Berge Schwebs =?utf-8?Q?Bj=C3=B8rlo?= <berge@trivini.no> writes:
> Recently, WAL archiving begain failing on the test which checks wether the
> file exists. This first occured two hours after an incident where someone
> edited pg_hba.conf and left it with permissions denying Postgres read access
> to it. Upon SIGHUP the cluster naturally shut down.

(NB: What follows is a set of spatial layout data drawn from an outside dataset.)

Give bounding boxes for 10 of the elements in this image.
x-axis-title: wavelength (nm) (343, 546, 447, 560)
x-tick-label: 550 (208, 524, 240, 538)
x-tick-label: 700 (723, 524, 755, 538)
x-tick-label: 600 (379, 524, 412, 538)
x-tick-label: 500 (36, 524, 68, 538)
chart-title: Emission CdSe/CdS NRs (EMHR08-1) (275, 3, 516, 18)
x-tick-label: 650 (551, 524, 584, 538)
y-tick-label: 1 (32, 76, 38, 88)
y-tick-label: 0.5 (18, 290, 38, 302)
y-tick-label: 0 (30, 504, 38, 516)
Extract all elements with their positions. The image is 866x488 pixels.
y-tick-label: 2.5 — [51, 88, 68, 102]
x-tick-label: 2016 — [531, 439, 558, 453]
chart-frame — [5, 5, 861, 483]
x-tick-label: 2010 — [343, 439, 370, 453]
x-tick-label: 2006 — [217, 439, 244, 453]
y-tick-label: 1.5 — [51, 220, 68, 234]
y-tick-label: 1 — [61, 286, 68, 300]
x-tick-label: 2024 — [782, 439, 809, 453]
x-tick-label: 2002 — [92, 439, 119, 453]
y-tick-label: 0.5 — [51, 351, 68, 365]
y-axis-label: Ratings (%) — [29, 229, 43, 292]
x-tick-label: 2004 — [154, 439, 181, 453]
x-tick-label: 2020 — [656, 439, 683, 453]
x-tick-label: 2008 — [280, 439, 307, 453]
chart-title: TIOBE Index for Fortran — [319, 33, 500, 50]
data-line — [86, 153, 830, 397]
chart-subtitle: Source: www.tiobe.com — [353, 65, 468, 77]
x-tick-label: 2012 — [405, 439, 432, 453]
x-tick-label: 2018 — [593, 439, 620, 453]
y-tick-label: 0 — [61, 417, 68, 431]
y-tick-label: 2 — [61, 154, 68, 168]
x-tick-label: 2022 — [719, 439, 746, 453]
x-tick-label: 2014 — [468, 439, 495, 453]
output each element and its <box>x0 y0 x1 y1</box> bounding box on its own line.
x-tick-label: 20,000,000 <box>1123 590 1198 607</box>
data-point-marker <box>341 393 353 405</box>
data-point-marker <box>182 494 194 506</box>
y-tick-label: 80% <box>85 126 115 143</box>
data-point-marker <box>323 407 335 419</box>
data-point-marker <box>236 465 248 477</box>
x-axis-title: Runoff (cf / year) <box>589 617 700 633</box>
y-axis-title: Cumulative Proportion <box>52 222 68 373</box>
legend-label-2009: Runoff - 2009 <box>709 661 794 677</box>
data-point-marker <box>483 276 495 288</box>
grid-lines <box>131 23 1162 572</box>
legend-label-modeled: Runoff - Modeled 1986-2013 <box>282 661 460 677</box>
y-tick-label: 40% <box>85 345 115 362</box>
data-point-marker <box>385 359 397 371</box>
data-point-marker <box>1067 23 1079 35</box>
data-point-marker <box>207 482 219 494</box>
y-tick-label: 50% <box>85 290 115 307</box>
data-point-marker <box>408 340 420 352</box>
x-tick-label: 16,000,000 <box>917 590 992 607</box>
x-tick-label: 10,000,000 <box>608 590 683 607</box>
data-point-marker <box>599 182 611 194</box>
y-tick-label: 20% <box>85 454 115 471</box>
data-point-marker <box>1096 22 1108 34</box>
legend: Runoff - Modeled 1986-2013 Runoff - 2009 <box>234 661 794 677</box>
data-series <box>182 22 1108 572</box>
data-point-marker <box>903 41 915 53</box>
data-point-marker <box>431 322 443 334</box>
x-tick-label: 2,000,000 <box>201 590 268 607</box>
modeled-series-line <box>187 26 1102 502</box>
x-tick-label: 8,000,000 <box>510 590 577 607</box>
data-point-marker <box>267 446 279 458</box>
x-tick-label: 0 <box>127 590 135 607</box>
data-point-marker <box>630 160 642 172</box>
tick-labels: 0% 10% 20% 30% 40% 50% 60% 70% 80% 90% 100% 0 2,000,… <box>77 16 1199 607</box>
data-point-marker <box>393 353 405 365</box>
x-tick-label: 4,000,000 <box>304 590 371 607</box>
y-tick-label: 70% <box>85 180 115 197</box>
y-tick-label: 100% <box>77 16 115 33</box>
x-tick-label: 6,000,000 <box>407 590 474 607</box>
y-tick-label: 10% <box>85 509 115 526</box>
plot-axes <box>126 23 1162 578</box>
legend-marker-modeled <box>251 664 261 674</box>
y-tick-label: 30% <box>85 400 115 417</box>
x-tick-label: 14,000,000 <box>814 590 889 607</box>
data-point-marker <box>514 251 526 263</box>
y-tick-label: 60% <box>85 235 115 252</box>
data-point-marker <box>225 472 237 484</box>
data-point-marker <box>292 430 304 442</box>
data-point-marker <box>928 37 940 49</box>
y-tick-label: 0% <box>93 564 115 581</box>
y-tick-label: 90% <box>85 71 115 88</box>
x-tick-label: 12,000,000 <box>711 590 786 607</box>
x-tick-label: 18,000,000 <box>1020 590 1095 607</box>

FWIW, versions later than 8.3 don't "naturally shut down" for that;
they'll just keep running with the old settings.
> It was discovered
> promptly, and according to this person, there were "some processes named
> postgres still running". He ran "/etc/init.d/postgresql-8.3 start" anyway,
> which brought up the cluster:
If there were old backends still running then the postmaster should not
have started. I have a nasty feeling that you have one of the start
scripts that takes it upon itself to blow away the postmaster.pid file,
which is a necessary part of the interlock that prevents that from
happening. If that happened, you would have had some old backends
running with one idea of the current xlog location, and some other
backends running with another idea of the current xlog location, and
it would not have taken long for the database to get completely
scrambled :-(. The duplicated WAL segment file would be an unsurprising
consequence of that, but I'm much more worried about what happened to
your data because of duplicate XID numbers. Have you seen any evidence
of data corruption on the master database?
regards, tom lane